Netanyahu: Can’t say for certain if Iran was involved in planning October 7 attacks
Prime Minister Benjamin Netanyahu says that Israel’s aim of destroying Hamas in the Gaza Strip will not change and that expanding IDF ground operations in Gaza will not get in the way of bringing back the hostages.
“Widening the ground offensive does not clash in any way with our ability to return the hostages,” he says, saying the war has two goals: the “supreme goal” to destroy Hamas’s capabilities, and the imperative to return the hostages. “I’m sure we’ll succeed in both.”
Asked about IDF intelligence and Shin Bet chiefs ostensibly writing recently to warn of the potential for a major Hamas attack, he says “that’s not accurate.”
Without being asked, he also denies wanting to strengthen Hamas, and says he oversaw repeated rounds of conflict against it. “In retrospect, it wasn’t enough. Now we’ll finish the work.”
Responding to a question about Iran’s involvement in the October 7 attacks, Netanyahu says “Iran supports Hamas… provides over 90% of Hamas’s budget. It finances, it organizes, it directs, it guides.
“I cannot tell you for certain that in this specific operation, at this particular moment, they were involved in the micro-planning.”
But, he adds, there is no Hamas without Iran.
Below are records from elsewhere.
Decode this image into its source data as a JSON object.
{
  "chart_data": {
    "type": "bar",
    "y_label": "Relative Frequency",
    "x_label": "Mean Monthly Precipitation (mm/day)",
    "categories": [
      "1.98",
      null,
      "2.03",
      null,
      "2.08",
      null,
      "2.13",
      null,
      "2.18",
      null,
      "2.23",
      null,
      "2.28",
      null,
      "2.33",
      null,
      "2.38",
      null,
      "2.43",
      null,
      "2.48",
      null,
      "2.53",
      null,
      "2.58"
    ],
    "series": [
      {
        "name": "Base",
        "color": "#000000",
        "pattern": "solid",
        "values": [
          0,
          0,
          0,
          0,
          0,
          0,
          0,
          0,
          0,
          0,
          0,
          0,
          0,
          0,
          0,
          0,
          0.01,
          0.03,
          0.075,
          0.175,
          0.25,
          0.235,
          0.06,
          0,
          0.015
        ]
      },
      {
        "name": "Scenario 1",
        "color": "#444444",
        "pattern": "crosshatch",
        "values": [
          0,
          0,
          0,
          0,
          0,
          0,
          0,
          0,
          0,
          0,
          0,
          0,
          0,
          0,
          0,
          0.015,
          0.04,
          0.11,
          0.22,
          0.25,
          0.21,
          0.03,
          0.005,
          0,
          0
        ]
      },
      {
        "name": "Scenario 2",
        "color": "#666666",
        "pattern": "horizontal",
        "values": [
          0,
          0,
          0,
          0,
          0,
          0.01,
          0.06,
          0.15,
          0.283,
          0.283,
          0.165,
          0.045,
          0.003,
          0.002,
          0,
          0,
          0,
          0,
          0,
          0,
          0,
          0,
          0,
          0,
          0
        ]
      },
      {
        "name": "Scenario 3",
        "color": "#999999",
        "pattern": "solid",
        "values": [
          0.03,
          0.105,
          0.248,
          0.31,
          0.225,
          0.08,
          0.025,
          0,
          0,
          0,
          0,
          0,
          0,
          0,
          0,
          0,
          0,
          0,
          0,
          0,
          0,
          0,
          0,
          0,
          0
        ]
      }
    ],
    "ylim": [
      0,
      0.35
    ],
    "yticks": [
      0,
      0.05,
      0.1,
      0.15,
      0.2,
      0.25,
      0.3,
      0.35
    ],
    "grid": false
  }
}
And no Hezbollah either. “That’s the axis of evil, against the free world and the moderates in the Arab world.”
That’s why Israel must defeat Hamas — for the sake of Israel but also for the benefit of Western civilization, he says.
Turning to the economy, Netanyahu also says he is in favor of closing some government ministries and increasing government spending.
“The only economy that interests me now is the economy of munitions,” he says.
He asserts that the economy can handle the war and pledges to invest massively in reconstruction in the Gaza border area that was devastated in the October 7 Hamas assault.
Asked again about the hostages, he is asked whether contacts on a possible deal will continue even as the war expands, and says yes.
He is also asked about a potential deal of “all for all” — an apparent reference to a potential deal in which all hostages would be freed and all Palestinian security prisoners in Israeli jails would be released.
“We are discussing the issue,” he says, without relating directly to the terms, and adds that he cannot share the intelligence and considerations the cabinet is debating, and that discussing the terms of a deal “will not help to realize” one.
Responding to a final question from the press, Defense Minister Yoav Gallant says the internal relations within the war cabinet are fine. “The prime minister, Minister Gantz, the ministers in the security cabinet, the war cabinet, are conducting discussions that are to the point, good and professional interpersonal relations, and in the end, we are united behind one goal, to bring the victory.”